Crimson & Clover
Crimson and Clover, Tommy James and the Shondells (1968) : L’album psychédélique qui s’est fabriqué lui-même
Décembre 1968. Tommy James a vingt ans. Depuis son succès fulgurant avec « Hanky Panky » en 1966, il a enchaîné les hits avec les Shondells, des pop songs bien construites qui tournent en boucle sur les radios AM américaines. Mais Tommy James veut autre chose. Il veut expérimenter. Il veut contrôler. Et quand Roulette Records, son label, lui accorde enfin la liberté artistique qu’il réclame depuis des mois, il va en profiter pour enregistrer l’album le plus singulier de sa carrière : Crimson and Clover, sixième disque des Shondells et premier qu’ils produisent eux-mêmes.
Le wobble et la wah-wah : l’art de l’accident érigé en méthode
L’histoire de la chanson-titre « Crimson and Clover » commence dans le sous-sol de Tommy James, où le chanteur-compositeur bricolait avec son équipement d’enregistrement à une heure avancée de la nuit. La mélodie était simple, presque enfantine : deux accords, une ligne de basse hypnotique, une progression harmonique qui revient inlassablement sur elle-même comme une comptine. C’est dans la production que James allait faire la différence.
L’effet « wobble » de la voix sur la chanson fut découvert par accident quand James passa sa voix à travers un générateur de vibrato mal réglé. Au lieu de corriger l’erreur, il décida de la garder, reconnaissant dans ce tremblement involontaire quelque chose d’hypnotique et de parfaitement adapté à l’atmosphère psychédélique qu’il cherchait.
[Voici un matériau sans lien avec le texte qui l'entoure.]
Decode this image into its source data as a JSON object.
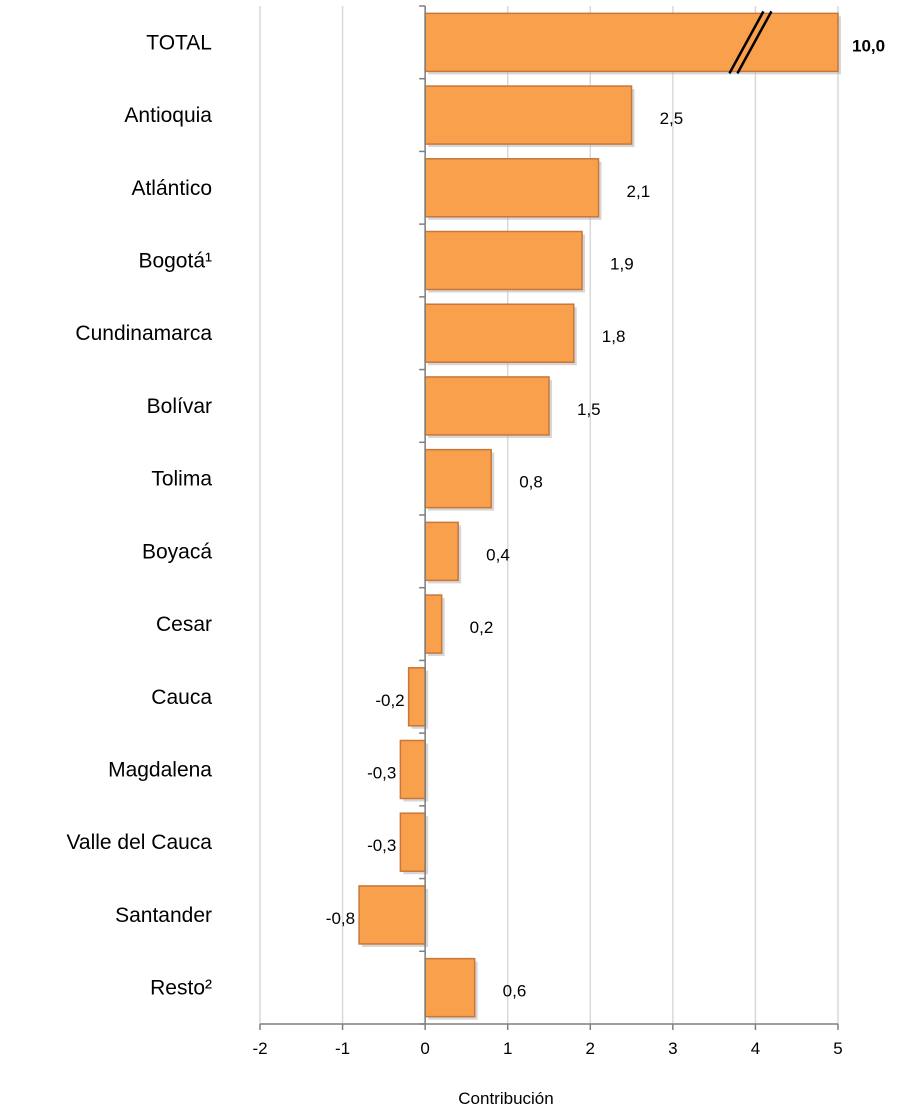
{
  "chart_data": {
    "type": "bar",
    "orientation": "horizontal",
    "categories": [
      "TOTAL",
      "Antioquia",
      "Atlántico",
      "Bogotá¹",
      "Cundinamarca",
      "Bolívar",
      "Tolima",
      "Boyacá",
      "Cesar",
      "Cauca",
      "Magdalena",
      "Valle del Cauca",
      "Santander",
      "Resto²"
    ],
    "values": [
      10.0,
      2.5,
      2.1,
      1.9,
      1.8,
      1.5,
      0.8,
      0.4,
      0.2,
      -0.2,
      -0.3,
      -0.3,
      -0.8,
      0.6
    ],
    "value_labels": [
      "10,0",
      "2,5",
      "2,1",
      "1,9",
      "1,8",
      "1,5",
      "0,8",
      "0,4",
      "0,2",
      "-0,2",
      "-0,3",
      "-0,3",
      "-0,8",
      "0,6"
    ],
    "xlabel": "Contribución",
    "ylabel": "",
    "xlim": [
      -2,
      5
    ],
    "xticks": [
      "-2",
      "-1",
      "0",
      "1",
      "2",
      "3",
      "4",
      "5"
    ],
    "grid": "vertical",
    "broken_bar": "TOTAL",
    "bar_color": "#f9a04d",
    "bar_edge_color": "#c8773a",
    "grid_color": "#d9d9d9"
  }
}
La version longue de la chanson, cinq minutes et demie, fut élaborée sur suggestion des radios qui voulaient quelque chose de plus substantiel : James reprit les deux premières strophes sans chant, les superposa de solos de guitare en acier de son guitariste Ed Gray, et ajouta une finale d’une minute à la pédale wah-wah qui transformait le morceau en voyage hypnotique.
La maquette de la chanson fut envoyée par inadvertance à une radio locale, qui la diffusa immédiatement. L’accueil du public fut si immédiat et si enthousiaste que Roulette dut précipiter la sortie officielle. « Crimson and Clover » atteignit la première place du Billboard Hot 100 en février 1969, y resta deux semaines, et devint l’un des plus grands succès commerciaux de la fin des années soixante aux États-Unis.
L’album qui l’accompagne est un document fascinant sur la transformation d’un groupe de pop commerciale en expérimentateurs psychédéliques. « Crystal Blue Persuasion », l’autre grand succès du disque, atteint la deuxième place des charts et devient l’une des chansons les plus associées à l’été 1969. Ses harmonies vocales et son groove hypnotique doivent autant aux Beach Boys qu’aux Mamas and the Papas, mais les intégrent dans un cadre sonore qui appartient entièrement aux Shondells de 1968.
La nature de l’époque se reflète dans un détail pittoresque : le groupe venait d’accompagner le vice-président Hubert Humphrey pendant sa campagne présidentielle de 1968, et Humphrey leur rendit la pareille en rédigeant les notes de pochette de Crimson and Clover. Un vice-président américain signant les liner notes d’un album psychédélique. 1968 était vraiment une année comme les autres.
« ‘Crimson and Clover’ fut une révélation pour moi. J’ai réalisé que je pouvais faire quelque chose de complètement différent de ce qu’on attendait de moi. Le wobble de la voix était un accident, mais c’est souvent les accidents qui produisent les meilleures choses. » Tommy James, sur l’enregistrement de Crimson and Clover
La version originale de la chanson a été reprise par des dizaines d’artistes à travers les décennies, de Joan Jett and the Blackhearts (dont la version hard rock de 1982 atteignit également les charts) à Tina Turner. Chaque interprétation révèle quelque chose de différent dans une chanson qui a la particularité d’être à la fois simple et mystérieuse, accessible et étrange. Cette ambivalence est la marque des grandes compositions pop, et Tommy James l’a capturée parfaitement dans ce moment de grâce de 1968 où il décida de faire confiance à ses accidents.
Crimson and Clover reste l’oeuvre la plus personnelle et la plus aventureuse de Tommy James, le disque où le chanteur de Niles, Michigan, trouva sa propre voix en cessant d’écouter les prescriptions commerciales de son label et en suivant son intuition musicale. L’album atteint le huitième rang du Billboard 200 et confirma que le psychédélisme n’était pas une mode réservée aux groupes californiens, mais une attitude, un état d’esprit, une façon d’entendre le monde qui pouvait éclore partout où un musicien décidait d’ouvrir les yeux et d’écouter ses propres accidents.